While testing a voice treatment for people with Parkinson’s, researchers found crowdsourcing a reliable method of evaluation.
Untrained listeners who are crowdsourced to assess voice treatment for people with Parkinson’s can reach conclusions that agree with reliable measurement tools, finds a team of speech-language pathology researchers.
“Studies of speech and voice treatment methods for individuals with Parkinson’s Disease typically evaluate progress using fine-grained acoustic measures or highly trained listeners’ perceptual ratings,” says lead author Tara McAllister, NYU Steinhardt Associate Professor. “However, this approach leaves some uncertainty about the real-world impact of these changes, since it is not always clear they would be apparent to untrained listeners that patients interact with in their daily life.”
In a study published by the Journal of Speech, Language, and Hearing Research, McAllister and her co-authors successfully replicated a 2022 study (Moya-Galé et al.) in the Journal of Voice that showed improved voice quality for people with Parkinson’s after receiving the Lee Silverman Voice Treatment (LSVT LOUD). The results of the original study were determined using the Acoustic Voice Quality Index (AVQI), a metric that combines multiple acoustic measures of speech to arrive at a single value that correlates highly with expert listeners’ ratings.
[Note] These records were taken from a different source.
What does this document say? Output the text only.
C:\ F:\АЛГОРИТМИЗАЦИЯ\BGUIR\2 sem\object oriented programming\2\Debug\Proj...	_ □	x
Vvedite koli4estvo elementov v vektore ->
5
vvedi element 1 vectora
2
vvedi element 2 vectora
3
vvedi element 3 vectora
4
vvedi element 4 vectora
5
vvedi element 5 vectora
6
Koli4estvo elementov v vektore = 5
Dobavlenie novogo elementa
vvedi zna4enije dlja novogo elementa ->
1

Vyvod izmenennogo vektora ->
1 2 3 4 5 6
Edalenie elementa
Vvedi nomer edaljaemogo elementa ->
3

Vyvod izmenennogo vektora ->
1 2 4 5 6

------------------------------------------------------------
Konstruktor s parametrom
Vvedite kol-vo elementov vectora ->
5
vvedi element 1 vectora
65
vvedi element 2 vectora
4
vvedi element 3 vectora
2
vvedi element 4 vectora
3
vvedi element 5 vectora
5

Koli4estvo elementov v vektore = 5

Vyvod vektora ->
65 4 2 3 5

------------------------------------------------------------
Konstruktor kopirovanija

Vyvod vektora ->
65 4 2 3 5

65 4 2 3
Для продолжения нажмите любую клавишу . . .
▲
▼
In crowdsourcing, researchers use platforms such as Amazon’s Mechanical Turk to connect with a large number of individuals who perform tasks online for monetary compensation. The researchers in this study used an initial task to determine the reliability of crowdsourced listeners in assessing audio samples. Thirty eligible raters were then asked to evaluate the 250 voice recordings from the Moya-Galé et al. study, which were divided into blocks of 50 recordings each (25-27 listeners for each block).
We think that crowdsourcing has exciting potential to make it easier for researchers to understand the real-world relevance of the treatment methods they study, and ultimately support better alignment of priorities between researchers and patients.
The authors found a statistically significant correlation between the listeners’ ratings and the AVQI scores. They also replicated the original study’s finding that significant gains in voice quality were observed after LSVT LOUD treatment but not after two comparison treatments.
“Overall, these results support the use of crowdsourcing to evaluate speech samples collected from clinical populations, even for constructs such as voice quality that may be less familiar to untrained listeners,” they write.
“We think that crowdsourcing has exciting potential to make it easier for researchers to understand the real-world relevance of the treatment methods they study, and ultimately support better alignment of priorities between researchers and patients.”
In addition to McAllister, the study’s authors include Christopher Nightingale, a doctoral student at Gallaudet University; Gemma Moya-Galé, an assistant professor at Long Island University; Ava Kawamura, an undergraduate student at Georgetown University; and Lorraine Olson Ramig, a professor emerita at the University of Colorado at Boulder and chief scientific officer at LSVT Global, Inc.
This study was funded by grants from the National Institute on Deafness and Other Communication Disorders (R01DC001150 and R01DC017476) and a contribution by LSVT Global, Inc.
Editor’s note: Lorraine Olson Ramig is employed as the chief scientific officer and has ownership interest in the for-profit company LSVT Global, Inc. Her conflict-of-interest management plan has been approved by the Office of Conflict of Interest and Commitment at the University of Colorado.